Estos dos hechos muestran que, con voluntad política, a pesar de la posible oposición política de parte de la ciudadanía, es posible realizar un elevado esfuerzo económico para equipararnos en este aspecto a nuestros aliados, algo de lo que se vería enormemente beneficiadas las empresas nacionales.

CONCLUSIONES

Los sectores público y privado están realizando una serie de improtantes esfuerzos para fortalecer la industria española de defensa en base a una serie de factores clave (competitividad, crecimiento, exportación, operatividad, etc) que se traduzcan en un claro aumento de su peso en el PIB nacional y que eleve su relevancia a en los consorcios europeos como puede ser el de las nuevas corbetas European Patrol Corvette (EPC) en el que participarán, además de España, Francia, Grecia e Italia (país que lidera el proyecto).

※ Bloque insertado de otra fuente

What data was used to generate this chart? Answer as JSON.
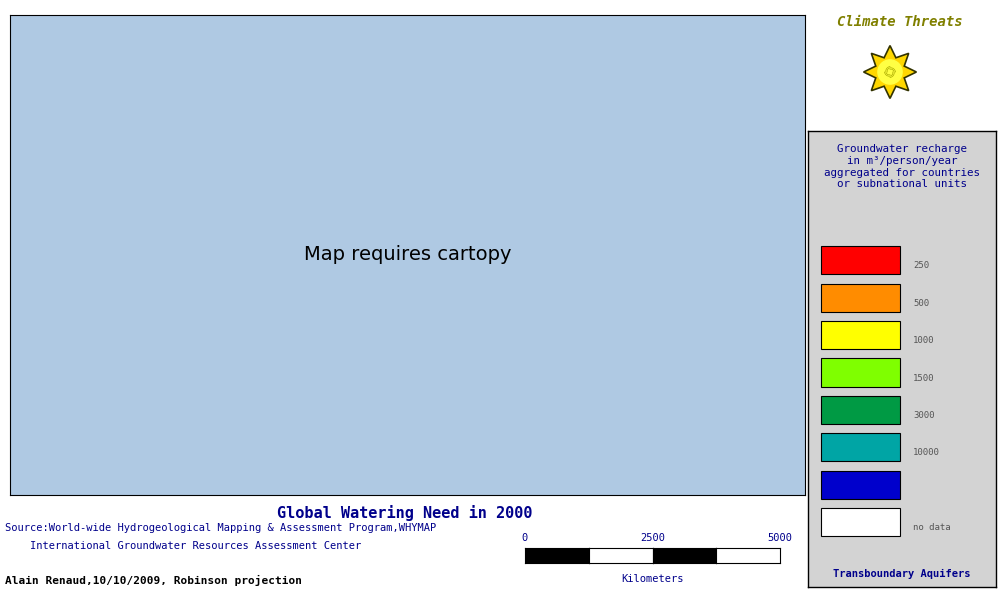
{
  "title": "Global Watering Need in 2000",
  "climate_threats_text": "Climate Threats",
  "legend_title": "Groundwater recharge\nin m³/person/year\naggregated for countries\nor subnational units",
  "legend_colors": [
    "#FF0000",
    "#FF8C00",
    "#FFFF00",
    "#7FFF00",
    "#009A44",
    "#00A5A5",
    "#0000CC",
    "#FFFFFF"
  ],
  "legend_values": [
    "250",
    "500",
    "1000",
    "1500",
    "3000",
    "10000",
    "",
    "no data"
  ],
  "transboundary_label": "Transboundary Aquifers",
  "source_line1": "Source:World-wide Hydrogeological Mapping & Assessment Program,WHYMAP",
  "source_line2": "    International Groundwater Resources Assessment Center",
  "author_line": "Alain Renaud,10/10/2009, Robinson projection",
  "scale_labels": [
    "0",
    "2500",
    "5000"
  ],
  "scale_label_km": "Kilometers",
  "map_bg": "#AFC9E3",
  "fig_bg": "#FFFFFF",
  "legend_bg": "#D3D3D3",
  "title_color": "#00008B",
  "source_color": "#00008B",
  "legend_title_color": "#00008B",
  "climate_color": "#808000",
  "transboundary_color": "#00008B",
  "country_colors": {
    "Canada": "#0000CC",
    "United States of America": "#009A44",
    "Mexico": "#FF8C00",
    "Guatemala": "#FF8C00",
    "Belize": "#FF0000",
    "Honduras": "#FF0000",
    "El Salvador": "#FF0000",
    "Nicaragua": "#FF8C00",
    "Costa Rica": "#009A44",
    "Panama": "#009A44",
    "Cuba": "#FFFF00",
    "Jamaica": "#FF0000",
    "Haiti": "#FF0000",
    "Dominican Republic": "#FF0000",
    "Puerto Rico": "#FF0000",
    "Trinidad and Tobago": "#009A44",
    "Greenland": "#FFFFFF",
    "Iceland": "#0000CC",
    "Colombia": "#009A44",
    "Venezuela": "#7FFF00",
    "Guyana": "#009A44",
    "Suriname": "#009A44",
    "Brazil": "#0000CC",
    "Ecuador": "#009A44",
    "Peru": "#FF8C00",
    "Bolivia": "#FF8C00",
    "Chile": "#00A5A5",
    "Argentina": "#0000CC",
    "Uruguay": "#009A44",
    "Paraguay": "#FF8C00",
    "United Kingdom": "#009A44",
    "Ireland": "#0000CC",
    "France": "#009A44",
    "Spain": "#FF8C00",
    "Portugal": "#FF8C00",
    "Germany": "#009A44",
    "Netherlands": "#FFFF00",
    "Belgium": "#7FFF00",
    "Luxembourg": "#7FFF00",
    "Switzerland": "#009A44",
    "Austria": "#009A44",
    "Italy": "#FF8C00",
    "Denmark": "#FFFF00",
    "Sweden": "#0000CC",
    "Norway": "#0000CC",
    "Finland": "#0000CC",
    "Poland": "#FFFF00",
    "Czech Republic": "#FFFF00",
    "Slovakia": "#FFFF00",
    "Hungary": "#FF8C00",
    "Romania": "#FFFF00",
    "Bulgaria": "#FF8C00",
    "Serbia": "#FF8C00",
    "Croatia": "#FF8C00",
    "Bosnia and Herzegovina": "#FF8C00",
    "Slovenia": "#009A44",
    "Albania": "#FF8C00",
    "North Macedonia": "#FF8C00",
    "Greece": "#FF8C00",
    "Turkey": "#FF8C00",
    "Ukraine": "#FFFF00",
    "Belarus": "#FFFF00",
    "Moldova": "#FF8C00",
    "Lithuania": "#FFFF00",
    "Latvia": "#FFFF00",
    "Estonia": "#009A44",
    "Russia": "#0000CC",
    "Kazakhstan": "#FFFF00",
    "Uzbekistan": "#FF0000",
    "Turkmenistan": "#FF0000",
    "Azerbaijan": "#FF8C00",
    "Georgia": "#009A44",
    "Armenia": "#FF8C00",
    "Tajikistan": "#FF0000",
    "Kyrgyzstan": "#FFFF00",
    "Afghanistan": "#FF0000",
    "Pakistan": "#FF0000",
    "India": "#FF8C00",
    "Nepal": "#009A44",
    "Bhutan": "#009A44",
    "Bangladesh": "#009A44",
    "Sri Lanka": "#009A44",
    "China": "#FFFF00",
    "Mongolia": "#FF0000",
    "North Korea": "#FFFF00",
    "South Korea": "#FF8C00",
    "Japan": "#009A44",
    "Myanmar": "#009A44",
    "Thailand": "#009A44",
    "Laos": "#009A44",
    "Vietnam": "#009A44",
    "Cambodia": "#FF8C00",
    "Malaysia": "#0000CC",
    "Indonesia": "#0000CC",
    "Philippines": "#009A44",
    "Papua New Guinea": "#0000CC",
    "Australia": "#0000CC",
    "New Zealand": "#0000CC",
    "Morocco": "#FF8C00",
    "Algeria": "#FF0000",
    "Tunisia": "#FF0000",
    "Libya": "#FF0000",
    "Egypt": "#FF0000",
    "Sudan": "#FF0000",
    "South Sudan": "#009A44",
    "Ethiopia": "#FF8C00",
    "Eritrea": "#FF0000",
    "Djibouti": "#FF0000",
    "Somalia": "#FF0000",
    "Kenya": "#FF8C00",
    "Uganda": "#009A44",
    "Tanzania": "#FF8C00",
    "Rwanda": "#009A44",
    "Burundi": "#009A44",
    "Democratic Republic of the Congo": "#009A44",
    "Republic of the Congo": "#009A44",
    "Central African Republic": "#009A44",
    "Cameroon": "#009A44",
    "Nigeria": "#FF8C00",
    "Niger": "#FF0000",
    "Chad": "#FF0000",
    "Mali": "#FF0000",
    "Mauritania": "#FF0000",
    "Senegal": "#FF8C00",
    "Gambia": "#FF8C00",
    "Guinea-Bissau": "#009A44",
    "Guinea": "#009A44",
    "Sierra Leone": "#009A44",
    "Liberia": "#009A44",
    "Ivory Coast": "#FF8C00",
    "Ghana": "#FF8C00",
    "Togo": "#FF8C00",
    "Benin": "#FF8C00",
    "Burkina Faso": "#FF8C00",
    "Angola": "#009A44",
    "Zambia": "#009A44",
    "Zimbabwe": "#FF8C00",
    "Mozambique": "#FF8C00",
    "Malawi": "#FF8C00",
    "Botswana": "#FF0000",
    "Namibia": "#FF0000",
    "South Africa": "#FF8C00",
    "Lesotho": "#FF8C00",
    "Swaziland": "#FF8C00",
    "Gabon": "#009A44",
    "Equatorial Guinea": "#009A44",
    "Madagascar": "#009A44",
    "Saudi Arabia": "#FF0000",
    "Yemen": "#FF0000",
    "Oman": "#FF0000",
    "United Arab Emirates": "#FF0000",
    "Qatar": "#FF0000",
    "Bahrain": "#FF0000",
    "Kuwait": "#FF0000",
    "Iraq": "#FF0000",
    "Iran": "#FF0000",
    "Syria": "#FF0000",
    "Jordan": "#FF0000",
    "Israel": "#FF0000",
    "Lebanon": "#FF8C00",
    "Cyprus": "#FF8C00",
    "Singapore": "#009A44",
    "Brunei": "#009A44",
    "East Timor": "#009A44"
  }
}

Bocetos del proyecto de Corbeta europea

En diciembre de 2018 se aprobó el Plan de Inversiones de Modernización de las Fuerzas Armadas por un valor total de 12.900 millones de euros, está formado por una decena de proyectos destinados a la modernización del material estratégico de defensa para el período 2019 y 2032. Este contrato, unido a los demás elementos que conforman este nuevo contexto (aumento del gasto militar en el mundo, apertura de nuevos mercados, cierre de nuevos grandes contratos, “partenariados” europeos, reducción de la dependencia estadounidense) supone un enorme impulso para las empresas y la tecnología española.

La industria de defensa nacional se encuentra ante un escenario complejo, lleno de nuevas oportunidades y cuenta, con una gran base de recursos humanos y materiales, que se han traducido en más luces que sombras a nivel nacional (reparto de riqueza por todo el territorio, creación de empleos de alto nivel técnico, etc) como a internacional (corrección de la balanza de pagos, establecimiento de alianzas estratégicas, etc).

Ahora ya sólo falta llevar acabo una adecuada política de compra por la Dirección General de Armamento y Material que verdaderamente se ajuste a la licitación pública y a los intereses estratégicos del país, pero esa ya es otro artículo.